Here’s What Legal Experts Are Saying About The Trump Indictment

Since former President Donald Trump was indicted on Thursday for charges related to a nearly seven-year-old alleged payment to porn star Stormy Daniels, various legal experts have weighed in on the legitimacy of the indictment and its chances in court.

The indictment against Trump is sealed by the office of Manhattan District Attorney Alvin Bragg, and reportedly contains more than 30 criminal charges against the former president.

Famed attorney Alan Dershowitz, who represented Trump in his first impeachment trial, told Fox News that “any first-year student could win this case if the name wasn’t Donald Trump and if it wasn’t in Manhattan.” Dershowitz added that the case “has to get out of Manhattan.”

“I would try to move it to Staten Island or some upstate venue.

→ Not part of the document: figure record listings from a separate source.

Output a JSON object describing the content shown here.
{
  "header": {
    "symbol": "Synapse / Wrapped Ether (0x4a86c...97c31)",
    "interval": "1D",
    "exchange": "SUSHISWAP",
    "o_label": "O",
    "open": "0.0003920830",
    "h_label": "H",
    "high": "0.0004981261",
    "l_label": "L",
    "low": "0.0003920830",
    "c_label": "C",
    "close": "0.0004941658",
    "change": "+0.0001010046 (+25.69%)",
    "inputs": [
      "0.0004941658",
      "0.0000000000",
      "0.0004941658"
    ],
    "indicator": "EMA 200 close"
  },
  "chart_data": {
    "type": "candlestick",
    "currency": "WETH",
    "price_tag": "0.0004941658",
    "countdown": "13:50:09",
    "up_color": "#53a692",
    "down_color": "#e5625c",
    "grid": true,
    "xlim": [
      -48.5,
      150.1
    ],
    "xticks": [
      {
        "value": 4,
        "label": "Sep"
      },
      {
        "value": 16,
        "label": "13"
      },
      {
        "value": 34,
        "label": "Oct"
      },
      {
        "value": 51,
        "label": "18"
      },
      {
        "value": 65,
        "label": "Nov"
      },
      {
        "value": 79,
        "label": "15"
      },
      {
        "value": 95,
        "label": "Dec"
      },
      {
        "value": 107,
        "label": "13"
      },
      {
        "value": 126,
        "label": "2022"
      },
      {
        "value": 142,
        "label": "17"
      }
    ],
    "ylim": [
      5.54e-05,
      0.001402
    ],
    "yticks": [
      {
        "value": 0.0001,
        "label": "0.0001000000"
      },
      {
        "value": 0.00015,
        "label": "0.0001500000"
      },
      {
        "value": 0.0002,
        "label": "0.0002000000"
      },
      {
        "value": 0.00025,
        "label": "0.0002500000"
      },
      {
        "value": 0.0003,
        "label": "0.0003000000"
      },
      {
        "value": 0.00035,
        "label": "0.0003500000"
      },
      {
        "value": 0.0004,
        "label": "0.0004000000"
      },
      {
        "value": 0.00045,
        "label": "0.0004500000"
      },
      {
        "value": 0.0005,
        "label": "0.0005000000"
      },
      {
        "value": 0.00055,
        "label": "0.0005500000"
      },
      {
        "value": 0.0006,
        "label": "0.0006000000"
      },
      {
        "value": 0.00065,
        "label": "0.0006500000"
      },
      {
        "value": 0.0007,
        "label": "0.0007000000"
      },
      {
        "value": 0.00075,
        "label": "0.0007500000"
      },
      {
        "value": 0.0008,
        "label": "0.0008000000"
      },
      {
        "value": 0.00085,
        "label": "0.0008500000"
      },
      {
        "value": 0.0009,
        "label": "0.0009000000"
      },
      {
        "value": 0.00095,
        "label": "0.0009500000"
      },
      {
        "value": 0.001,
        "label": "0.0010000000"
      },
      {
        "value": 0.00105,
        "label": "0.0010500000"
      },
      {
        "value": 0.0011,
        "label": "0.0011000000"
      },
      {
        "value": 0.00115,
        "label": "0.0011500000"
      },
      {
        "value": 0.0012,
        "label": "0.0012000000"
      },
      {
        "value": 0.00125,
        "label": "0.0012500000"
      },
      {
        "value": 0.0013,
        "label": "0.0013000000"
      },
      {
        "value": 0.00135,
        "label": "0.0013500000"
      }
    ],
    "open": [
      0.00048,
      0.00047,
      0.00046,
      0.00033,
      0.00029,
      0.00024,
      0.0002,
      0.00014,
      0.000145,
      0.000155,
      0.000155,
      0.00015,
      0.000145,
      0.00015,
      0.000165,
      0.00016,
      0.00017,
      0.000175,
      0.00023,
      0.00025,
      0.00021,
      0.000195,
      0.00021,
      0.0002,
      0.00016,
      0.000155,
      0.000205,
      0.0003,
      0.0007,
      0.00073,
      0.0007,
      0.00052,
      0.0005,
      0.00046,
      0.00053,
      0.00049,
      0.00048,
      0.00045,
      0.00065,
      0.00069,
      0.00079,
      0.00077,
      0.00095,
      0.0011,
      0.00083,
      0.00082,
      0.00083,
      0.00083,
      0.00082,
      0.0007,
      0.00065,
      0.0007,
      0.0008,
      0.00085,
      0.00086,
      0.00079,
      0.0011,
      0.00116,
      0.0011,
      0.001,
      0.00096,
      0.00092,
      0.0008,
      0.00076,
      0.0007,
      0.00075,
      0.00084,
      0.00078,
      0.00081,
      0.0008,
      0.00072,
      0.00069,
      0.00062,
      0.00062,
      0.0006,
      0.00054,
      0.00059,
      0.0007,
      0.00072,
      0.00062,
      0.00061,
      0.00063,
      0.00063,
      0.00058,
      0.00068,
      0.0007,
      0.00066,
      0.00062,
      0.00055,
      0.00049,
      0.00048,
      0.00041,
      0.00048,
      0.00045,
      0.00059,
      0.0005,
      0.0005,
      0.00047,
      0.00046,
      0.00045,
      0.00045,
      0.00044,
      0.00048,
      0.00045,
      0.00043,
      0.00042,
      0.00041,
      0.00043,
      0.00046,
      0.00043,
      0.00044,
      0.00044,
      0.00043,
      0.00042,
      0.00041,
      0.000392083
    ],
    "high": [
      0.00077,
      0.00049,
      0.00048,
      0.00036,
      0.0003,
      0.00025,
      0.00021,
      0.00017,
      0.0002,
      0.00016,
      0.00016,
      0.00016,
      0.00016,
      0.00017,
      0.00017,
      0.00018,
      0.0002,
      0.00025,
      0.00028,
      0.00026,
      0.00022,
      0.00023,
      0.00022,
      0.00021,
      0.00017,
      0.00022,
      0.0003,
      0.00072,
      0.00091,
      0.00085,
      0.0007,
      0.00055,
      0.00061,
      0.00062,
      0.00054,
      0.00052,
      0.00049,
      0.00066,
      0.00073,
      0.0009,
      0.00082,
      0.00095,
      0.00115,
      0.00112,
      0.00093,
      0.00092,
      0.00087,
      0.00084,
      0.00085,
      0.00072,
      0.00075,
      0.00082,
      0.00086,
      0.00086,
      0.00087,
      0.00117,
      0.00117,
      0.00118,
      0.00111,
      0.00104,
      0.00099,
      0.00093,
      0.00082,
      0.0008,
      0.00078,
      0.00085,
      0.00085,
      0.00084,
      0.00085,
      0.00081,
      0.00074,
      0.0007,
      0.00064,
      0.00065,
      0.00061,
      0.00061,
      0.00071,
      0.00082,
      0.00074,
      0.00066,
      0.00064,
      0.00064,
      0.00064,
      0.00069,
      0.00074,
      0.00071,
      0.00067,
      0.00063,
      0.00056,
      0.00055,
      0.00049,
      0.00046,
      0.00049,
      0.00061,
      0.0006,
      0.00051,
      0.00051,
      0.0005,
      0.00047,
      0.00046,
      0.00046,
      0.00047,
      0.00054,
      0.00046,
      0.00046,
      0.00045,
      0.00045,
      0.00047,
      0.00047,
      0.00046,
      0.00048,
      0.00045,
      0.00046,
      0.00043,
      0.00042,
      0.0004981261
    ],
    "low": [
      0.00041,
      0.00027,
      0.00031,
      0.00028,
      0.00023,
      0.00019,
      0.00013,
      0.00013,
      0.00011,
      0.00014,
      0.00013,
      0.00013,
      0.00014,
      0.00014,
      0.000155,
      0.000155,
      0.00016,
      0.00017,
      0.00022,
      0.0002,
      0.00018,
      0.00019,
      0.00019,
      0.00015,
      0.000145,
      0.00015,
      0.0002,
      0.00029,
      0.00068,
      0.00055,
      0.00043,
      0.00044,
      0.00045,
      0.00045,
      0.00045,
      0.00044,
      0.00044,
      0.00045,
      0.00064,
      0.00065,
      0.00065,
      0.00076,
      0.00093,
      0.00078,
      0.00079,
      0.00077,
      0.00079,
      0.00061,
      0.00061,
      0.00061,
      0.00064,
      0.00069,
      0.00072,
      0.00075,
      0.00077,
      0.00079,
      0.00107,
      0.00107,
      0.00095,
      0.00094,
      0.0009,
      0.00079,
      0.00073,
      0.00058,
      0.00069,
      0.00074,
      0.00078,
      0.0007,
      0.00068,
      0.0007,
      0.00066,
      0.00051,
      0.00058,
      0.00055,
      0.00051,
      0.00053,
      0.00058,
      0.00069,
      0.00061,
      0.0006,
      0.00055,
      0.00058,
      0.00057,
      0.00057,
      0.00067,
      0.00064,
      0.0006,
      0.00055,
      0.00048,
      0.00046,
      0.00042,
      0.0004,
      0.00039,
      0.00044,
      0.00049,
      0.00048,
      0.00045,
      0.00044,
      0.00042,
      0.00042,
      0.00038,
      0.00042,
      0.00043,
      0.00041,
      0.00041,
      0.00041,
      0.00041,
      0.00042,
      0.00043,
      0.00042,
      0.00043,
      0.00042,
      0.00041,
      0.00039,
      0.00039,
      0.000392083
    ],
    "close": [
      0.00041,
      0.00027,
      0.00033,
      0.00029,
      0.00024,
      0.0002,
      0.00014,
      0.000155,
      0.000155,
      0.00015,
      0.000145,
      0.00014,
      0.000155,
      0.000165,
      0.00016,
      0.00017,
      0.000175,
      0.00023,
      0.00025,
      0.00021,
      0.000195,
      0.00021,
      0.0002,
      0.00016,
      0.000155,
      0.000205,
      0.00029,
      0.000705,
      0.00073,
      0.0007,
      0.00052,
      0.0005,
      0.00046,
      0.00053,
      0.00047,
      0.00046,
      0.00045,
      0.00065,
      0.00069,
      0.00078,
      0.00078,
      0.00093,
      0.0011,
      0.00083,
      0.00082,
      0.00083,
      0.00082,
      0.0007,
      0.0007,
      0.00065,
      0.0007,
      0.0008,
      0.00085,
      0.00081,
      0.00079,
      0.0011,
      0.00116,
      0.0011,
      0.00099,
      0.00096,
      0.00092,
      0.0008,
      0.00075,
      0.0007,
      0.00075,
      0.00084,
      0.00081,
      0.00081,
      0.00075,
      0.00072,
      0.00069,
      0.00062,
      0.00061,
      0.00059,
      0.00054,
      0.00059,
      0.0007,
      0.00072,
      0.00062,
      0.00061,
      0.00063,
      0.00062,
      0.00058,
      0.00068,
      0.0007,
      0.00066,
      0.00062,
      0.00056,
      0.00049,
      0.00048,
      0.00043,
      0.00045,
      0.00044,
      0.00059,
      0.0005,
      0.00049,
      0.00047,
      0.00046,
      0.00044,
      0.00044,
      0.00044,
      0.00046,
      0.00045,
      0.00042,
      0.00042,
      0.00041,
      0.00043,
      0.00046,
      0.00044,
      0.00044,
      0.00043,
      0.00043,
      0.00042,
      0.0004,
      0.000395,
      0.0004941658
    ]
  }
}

But could you imagine a judge or a juror coming home to their wife and family and friends and saying, ‘I’m the man, I’m the woman who let Donald Trump off.’ Nobody would ever speak to them again. … There’s no possibility he can get a fair trial in Manhattan,” Dershowitz said.

Scott Greenfield, a defense attorney in New York who is no fan of Trump, told The Daily Wire that it was impossible to truly comment on the indictment until it is unsealed.

“But if the indictment is what has been discussed and what’s expected, there are serious doubts the case will survive a motion to dismiss or result in a conviction,” Greenfield added.

William A. Jacobson, a Cornell law professor and founder of the conservative legal blog Legal Insurrection, echoed these sentiments, saying that “unless there is some surprise, this appears to be a politically-motivated legally-questionable resurrection of stale misdemeanor charges bootstrapped into a felony using a highly unusual legal theory.”

Glenn Reynolds, a law professor at the University of Tennessee College of Law and conservative blogger, also noted that Bragg faces no consequences for bringing bad or unfounded charges.


“It doesn’t cost them anything if they lose,” he said, adding that it would be easy “in our polarized nation” to find “juries hostile to people from the other side.”

“The charge in this case seems absurd, but I see Democratic friends on social media literally popping champagne,” Reynolds added. “So it’s produced the result the party, and the media, wanted so far.”

On the other side of the aisle, many experts have been hesitant to comment on the sealed indictment.

Benjamin Wittes, editor-in-chief of Lawfare and a fellow at the Brookings Institution, along with Lawfare Senior Editor Quinta Jurecic, wrote about the background of the case, and how Bragg originally said there likely wouldn’t be any charges, but has since reversed his decision. The two encouraged commenters to “refrain alike from triumphant claims that the rule of law has been vindicated or from clucking about witch hunts.”

Others, such as George Washington University Law School professor Jonathan Turley, explained that the Department of Justice previously declined to prosecute Trump on the same charges.

“Now, there’s a host of problems with that,” Turley told Fox News. “First of all, it’s a federal crime the Department of Justice chose not to prosecute. Bragg’s own predecessor declined to prosecute it, but he is attempting to bootstrap that federal crime into a state case. And if that is the basis for the indictment, I think it’s rather outrageous. I think it’s legally pathetic.”